The FCC is said to be wrapping up its order lifting the prohibition on digital basic-tier encryption.

Commissioners were said to be working on statements at press time and the chairman was said to be pushing to get the order out by end of the day. According to a high-placed source, the vote will be 5-0, but with some concurrences.

FCC chairman Julius Genachowski circulated an order in August allowing cable operators to encrypt basic tiers that incorporated some accommodations for IP-enabled devices -- like Boxee -- offered up by cable operators to help secure passage of the item.
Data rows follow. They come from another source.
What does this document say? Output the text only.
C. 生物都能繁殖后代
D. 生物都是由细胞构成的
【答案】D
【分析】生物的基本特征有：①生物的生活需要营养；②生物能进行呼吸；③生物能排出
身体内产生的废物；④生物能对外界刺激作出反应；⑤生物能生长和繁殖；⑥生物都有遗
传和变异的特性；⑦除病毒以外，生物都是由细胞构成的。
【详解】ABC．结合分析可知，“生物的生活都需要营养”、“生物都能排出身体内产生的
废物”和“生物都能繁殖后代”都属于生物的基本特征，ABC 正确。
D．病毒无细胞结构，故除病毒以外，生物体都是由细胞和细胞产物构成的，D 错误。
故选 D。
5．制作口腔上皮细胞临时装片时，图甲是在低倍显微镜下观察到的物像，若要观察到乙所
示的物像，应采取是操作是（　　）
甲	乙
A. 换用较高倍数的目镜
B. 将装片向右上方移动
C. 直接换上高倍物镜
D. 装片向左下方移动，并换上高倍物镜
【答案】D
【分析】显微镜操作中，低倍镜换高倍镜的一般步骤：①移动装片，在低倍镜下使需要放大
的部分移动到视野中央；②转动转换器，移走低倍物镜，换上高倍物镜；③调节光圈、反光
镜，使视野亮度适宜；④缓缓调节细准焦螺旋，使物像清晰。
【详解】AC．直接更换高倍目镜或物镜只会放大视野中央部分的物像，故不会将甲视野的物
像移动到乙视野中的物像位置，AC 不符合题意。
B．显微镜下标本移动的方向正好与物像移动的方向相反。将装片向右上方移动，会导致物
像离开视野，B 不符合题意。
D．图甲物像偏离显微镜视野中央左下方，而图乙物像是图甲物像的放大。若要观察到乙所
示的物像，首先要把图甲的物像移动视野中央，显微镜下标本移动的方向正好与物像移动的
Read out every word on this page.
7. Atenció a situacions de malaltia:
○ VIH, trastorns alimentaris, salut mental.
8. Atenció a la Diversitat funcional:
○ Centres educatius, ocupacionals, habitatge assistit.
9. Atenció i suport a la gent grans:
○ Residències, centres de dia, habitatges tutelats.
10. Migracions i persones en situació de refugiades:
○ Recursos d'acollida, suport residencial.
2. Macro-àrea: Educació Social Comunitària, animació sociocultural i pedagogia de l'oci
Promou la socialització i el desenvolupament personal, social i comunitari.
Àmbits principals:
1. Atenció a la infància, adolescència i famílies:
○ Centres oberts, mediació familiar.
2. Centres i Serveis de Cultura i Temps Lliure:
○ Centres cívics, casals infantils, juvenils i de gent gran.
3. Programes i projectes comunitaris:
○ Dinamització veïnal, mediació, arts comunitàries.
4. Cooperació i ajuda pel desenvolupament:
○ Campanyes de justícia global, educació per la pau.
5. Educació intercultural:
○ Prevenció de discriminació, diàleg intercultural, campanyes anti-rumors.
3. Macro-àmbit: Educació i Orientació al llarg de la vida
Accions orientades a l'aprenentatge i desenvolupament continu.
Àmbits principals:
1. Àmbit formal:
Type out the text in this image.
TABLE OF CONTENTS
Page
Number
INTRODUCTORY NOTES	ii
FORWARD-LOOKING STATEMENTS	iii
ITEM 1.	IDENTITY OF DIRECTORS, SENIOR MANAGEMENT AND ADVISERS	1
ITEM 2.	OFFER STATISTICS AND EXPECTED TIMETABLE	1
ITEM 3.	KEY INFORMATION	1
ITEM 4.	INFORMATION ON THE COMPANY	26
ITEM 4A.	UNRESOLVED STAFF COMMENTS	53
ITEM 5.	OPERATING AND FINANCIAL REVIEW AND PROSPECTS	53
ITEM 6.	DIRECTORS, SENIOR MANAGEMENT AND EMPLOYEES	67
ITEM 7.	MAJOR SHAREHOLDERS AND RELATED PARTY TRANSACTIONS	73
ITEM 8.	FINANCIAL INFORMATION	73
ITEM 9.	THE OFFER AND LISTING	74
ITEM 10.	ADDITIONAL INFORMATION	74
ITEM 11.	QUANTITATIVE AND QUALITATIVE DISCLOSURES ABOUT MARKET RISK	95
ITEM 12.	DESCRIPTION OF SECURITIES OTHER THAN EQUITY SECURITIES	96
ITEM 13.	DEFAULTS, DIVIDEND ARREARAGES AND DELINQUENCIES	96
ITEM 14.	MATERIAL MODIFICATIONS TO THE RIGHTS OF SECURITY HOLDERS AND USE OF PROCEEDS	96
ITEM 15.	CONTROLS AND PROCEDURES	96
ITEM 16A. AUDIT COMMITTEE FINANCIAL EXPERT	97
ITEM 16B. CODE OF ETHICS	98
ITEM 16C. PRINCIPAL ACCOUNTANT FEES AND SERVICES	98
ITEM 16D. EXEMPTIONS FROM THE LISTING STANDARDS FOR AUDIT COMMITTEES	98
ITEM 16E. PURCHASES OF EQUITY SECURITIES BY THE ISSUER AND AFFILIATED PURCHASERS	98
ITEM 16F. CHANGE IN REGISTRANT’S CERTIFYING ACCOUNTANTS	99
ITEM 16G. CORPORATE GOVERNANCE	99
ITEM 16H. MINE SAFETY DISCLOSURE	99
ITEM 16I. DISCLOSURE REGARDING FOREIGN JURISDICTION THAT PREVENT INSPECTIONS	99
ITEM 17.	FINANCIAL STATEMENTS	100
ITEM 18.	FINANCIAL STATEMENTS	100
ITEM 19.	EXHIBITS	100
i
In a July 25 letter to the FCC, in response to complaints by Boxee and others about the inability of such devices to access programming on basic tiers once they are encrypted, the National Cable and Telecommunications Association (NCTA) said that it thought the concerns were misplaced, but that its six largest members would make a three-year commitment to ensuring those devices could receive a signal through one of two options, both pertaining to retail boxes.
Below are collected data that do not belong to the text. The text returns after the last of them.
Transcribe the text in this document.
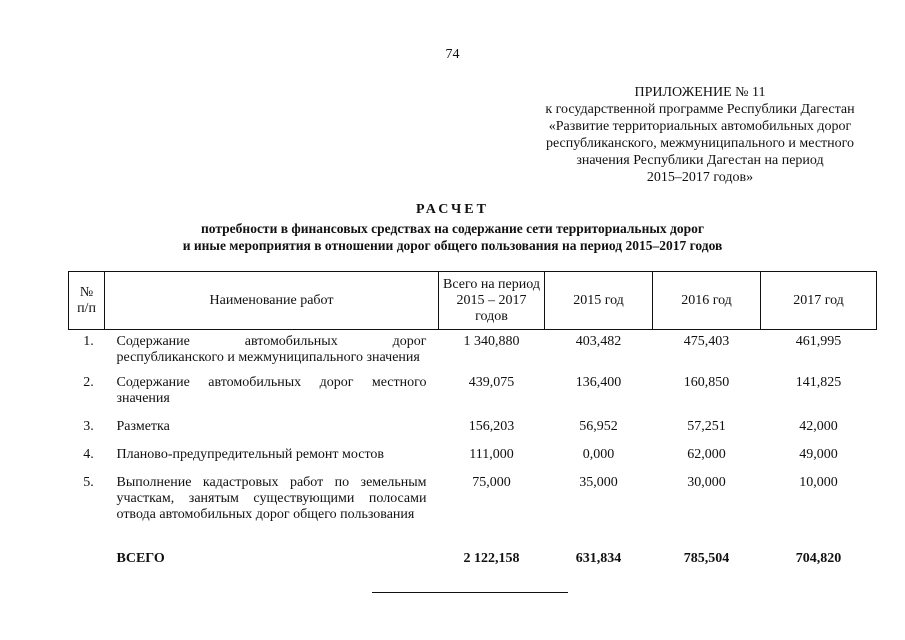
74
ПРИЛОЖЕНИЕ № 11
к государственной программе Республики Дагестан
«Развитие территориальных автомобильных дорог
республиканского, межмуниципального и местного
значения Республики Дагестан на период
2015–2017 годов»
РАСЧЕТ
потребности в финансовых средствах на содержание сети территориальных дорог
и иные мероприятия в отношении дорог общего пользования на период 2015–2017 годов
№ п/п	Наименование работ	Всего на период 2015 – 2017 годов	2015 год	2016 год	2017 год
1.	Содержание автомобильных дорог республиканского и межмуниципального значения	1 340,880	403,482	475,403	461,995
2.	Содержание автомобильных дорог местного значения	439,075	136,400	160,850	141,825
3.	Разметка	156,203	56,952	57,251	42,000
4.	Планово-предупредительный ремонт мостов	111,000	0,000	62,000	49,000
5.	Выполнение кадастровых работ по земельным участкам, занятым существующими полосами отвода автомобильных дорог общего пользования	75,000	35,000	30,000	10,000
	ВСЕГО	2 122,158	631,834	785,504	704,820
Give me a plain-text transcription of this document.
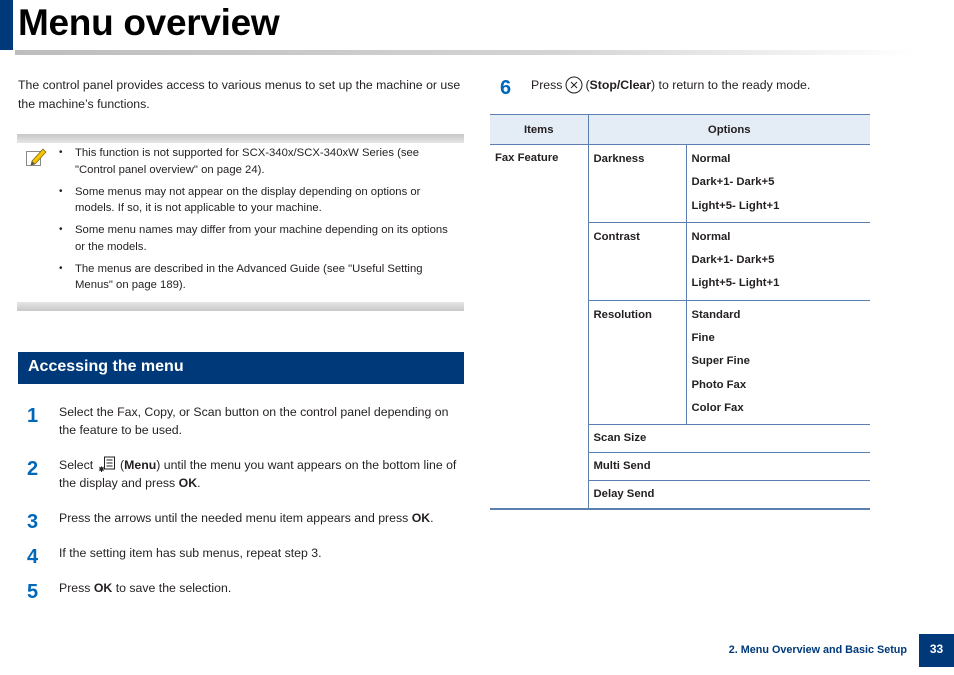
Menu overview

The control panel provides access to various menus to set up the machine or use the machine’s functions.

• This function is not supported for SCX-340x/SCX-340xW Series (see "Control panel overview" on page 24).
• Some menus may not appear on the display depending on options or models. If so, it is not applicable to your machine.
• Some menu names may differ from your machine depending on its options or the models.
• The menus are described in the Advanced Guide (see "Useful Setting Menus" on page 189).
Accessing the menu
1 Select the Fax, Copy, or Scan button on the control panel depending on the feature to be used.

2 Select  (Menu) until the menu you want appears on the bottom line of the display and press OK.

3 Press the arrows until the needed menu item appears and press OK.

4 If the setting item has sub menus, repeat step 3.

5 Press OK to save the selection.

6 Press (Stop/Clear) to return to the ready mode.

Items	Options	
Fax Feature	Darkness	Normal
Dark+1- Dark+5
Light+5- Light+1

	Contrast	Normal
Dark+1- Dark+5
Light+5- Light+1

	Resolution	Standard
Fine
Super Fine
Photo Fax
Color Fax

	Scan Size	
	Multi Send	
	Delay Send	
2. Menu Overview and Basic Setup	33
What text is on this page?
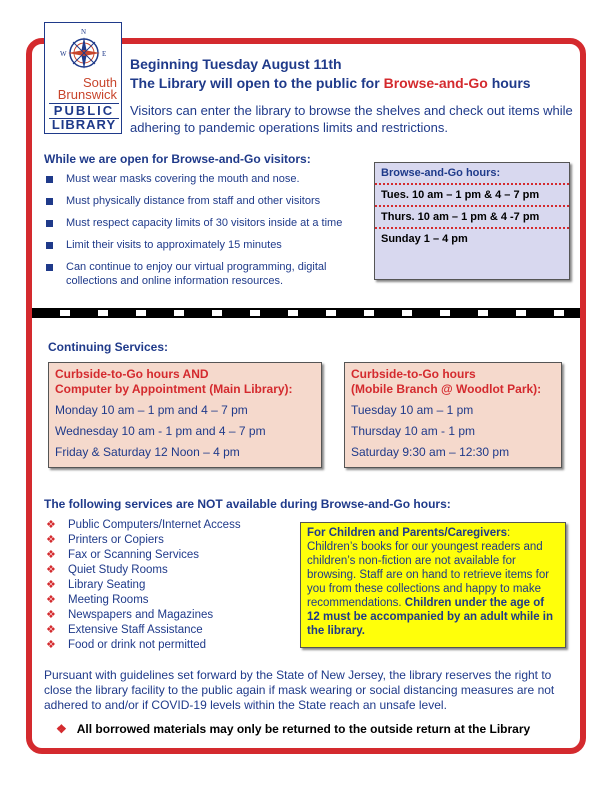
N
W	E
South
Brunswick
PUBLIC
LIBRARY
Beginning Tuesday August 11th
The Library will open to the public for Browse-and-Go hours
Visitors can enter the library to browse the shelves and check out items while adhering to pandemic operations limits and restrictions.
While we are open for Browse-and-Go visitors:
Must wear masks covering the mouth and nose.
Must physically distance from staff and other visitors
Must respect capacity limits of 30 visitors inside at a time
Limit their visits to approximately 15 minutes
Can continue to enjoy our virtual programming, digital collections and online information resources.
Browse-and-Go hours:
Tues. 10 am – 1 pm & 4 – 7 pm
Thurs. 10 am – 1 pm & 4 -7 pm
Sunday 1 – 4 pm
Continuing Services:
Curbside-to-Go hours AND
Computer by Appointment (Main Library):
Monday 10 am – 1 pm and 4 – 7 pm
Wednesday 10 am - 1 pm and 4 – 7 pm
Friday & Saturday 12 Noon – 4 pm
Curbside-to-Go hours
(Mobile Branch @ Woodlot Park):
Tuesday 10 am – 1 pm
Thursday 10 am - 1 pm
Saturday 9:30 am – 12:30 pm
The following services are NOT available during Browse-and-Go hours:
❖ Public Computers/Internet Access
❖ Printers or Copiers
❖ Fax or Scanning Services
❖ Quiet Study Rooms
❖ Library Seating
❖ Meeting Rooms
❖ Newspapers and Magazines
❖ Extensive Staff Assistance
❖ Food or drink not permitted
For Children and Parents/Caregivers: Children’s books for our youngest readers and children’s non-fiction are not available for browsing. Staff are on hand to retrieve items for you from these collections and happy to make recommendations. Children under the age of 12 must be accompanied by an adult while in the library.
Pursuant with guidelines set forward by the State of New Jersey, the library reserves the right to close the library facility to the public again if mask wearing or social distancing measures are not adhered to and/or if COVID-19 levels within the State reach an unsafe level.
❖ All borrowed materials may only be returned to the outside return at the Library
According to a source familiar with the order, it does include a three-year sunset on that commitment, but allows the Media Bureau to extend it. That did not sit well with the Republican members of the commission, according to an FCC source, who thought that decision should have to be made at the commission lever. That was said to be one of the reasons there will be partial concurrences rather than unqualified yes votes. The other concern is over a severability clause that means if a court strikes down any portion of the FCC decision, all of it is invalidated and the ban would be back in force.

The commission signaled last fall it wanted to remove the ban, which cable operators had asked it to do.
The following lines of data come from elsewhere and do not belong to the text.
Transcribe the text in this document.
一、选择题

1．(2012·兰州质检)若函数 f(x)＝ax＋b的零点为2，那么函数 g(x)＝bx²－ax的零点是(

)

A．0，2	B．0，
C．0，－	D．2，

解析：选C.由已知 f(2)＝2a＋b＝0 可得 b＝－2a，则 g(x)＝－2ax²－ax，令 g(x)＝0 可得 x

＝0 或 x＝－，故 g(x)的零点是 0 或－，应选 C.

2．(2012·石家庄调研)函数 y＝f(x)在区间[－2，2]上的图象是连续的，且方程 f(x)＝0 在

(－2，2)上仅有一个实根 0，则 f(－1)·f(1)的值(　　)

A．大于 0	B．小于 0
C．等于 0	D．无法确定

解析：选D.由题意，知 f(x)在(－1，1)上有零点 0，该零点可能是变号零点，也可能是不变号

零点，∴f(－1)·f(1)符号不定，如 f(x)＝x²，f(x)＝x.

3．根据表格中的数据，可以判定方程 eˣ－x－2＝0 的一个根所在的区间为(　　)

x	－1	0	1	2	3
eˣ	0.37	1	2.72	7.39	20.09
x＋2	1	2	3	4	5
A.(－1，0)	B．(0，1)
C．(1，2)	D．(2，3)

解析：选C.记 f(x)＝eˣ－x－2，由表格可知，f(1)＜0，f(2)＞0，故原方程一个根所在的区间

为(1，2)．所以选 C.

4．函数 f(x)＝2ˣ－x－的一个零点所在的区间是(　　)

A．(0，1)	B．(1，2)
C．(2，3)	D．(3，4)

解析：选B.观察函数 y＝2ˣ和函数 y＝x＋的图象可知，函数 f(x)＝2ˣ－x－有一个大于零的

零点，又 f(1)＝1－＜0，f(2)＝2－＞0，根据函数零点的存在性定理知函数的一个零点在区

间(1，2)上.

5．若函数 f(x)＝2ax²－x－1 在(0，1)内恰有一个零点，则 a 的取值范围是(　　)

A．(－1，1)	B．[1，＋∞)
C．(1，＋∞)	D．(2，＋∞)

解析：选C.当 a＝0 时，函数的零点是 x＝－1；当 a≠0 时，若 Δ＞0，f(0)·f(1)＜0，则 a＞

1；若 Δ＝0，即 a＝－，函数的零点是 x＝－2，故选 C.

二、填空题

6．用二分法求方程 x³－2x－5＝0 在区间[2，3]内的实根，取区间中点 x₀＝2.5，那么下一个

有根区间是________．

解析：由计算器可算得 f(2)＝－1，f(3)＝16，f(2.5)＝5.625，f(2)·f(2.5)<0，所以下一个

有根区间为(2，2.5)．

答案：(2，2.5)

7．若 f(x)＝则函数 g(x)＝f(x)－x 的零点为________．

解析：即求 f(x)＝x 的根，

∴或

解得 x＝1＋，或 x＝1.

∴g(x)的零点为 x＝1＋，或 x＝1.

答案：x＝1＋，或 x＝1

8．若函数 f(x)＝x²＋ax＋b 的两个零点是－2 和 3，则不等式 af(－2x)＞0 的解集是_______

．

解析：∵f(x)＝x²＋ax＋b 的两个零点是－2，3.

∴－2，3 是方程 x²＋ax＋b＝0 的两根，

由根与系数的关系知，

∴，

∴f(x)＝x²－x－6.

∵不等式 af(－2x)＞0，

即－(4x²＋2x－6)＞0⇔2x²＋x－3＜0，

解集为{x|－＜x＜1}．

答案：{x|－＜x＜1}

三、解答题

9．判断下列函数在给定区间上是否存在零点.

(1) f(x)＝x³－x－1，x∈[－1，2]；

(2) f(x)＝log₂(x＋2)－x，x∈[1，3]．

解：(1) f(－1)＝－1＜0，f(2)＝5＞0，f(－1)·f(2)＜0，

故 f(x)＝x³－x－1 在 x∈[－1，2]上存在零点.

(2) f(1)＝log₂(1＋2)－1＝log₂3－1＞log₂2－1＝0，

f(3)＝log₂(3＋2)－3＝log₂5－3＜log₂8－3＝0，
The FCC adopted the rule prohibiting cable operators from scrambling digital basic tiers so that viewers with cable-ready sets would not have to buy or rent a set-top box. Now, because of the cost savings to cable operators, the reduction in pollution from fewer truck rolls, theft-of-service prevention, and the general lack of complaints in markets where the agency had granted waivers -- most prominently to Cablevision Systems in New York in 2010 -- the chairman signaled it was time to lift the ban.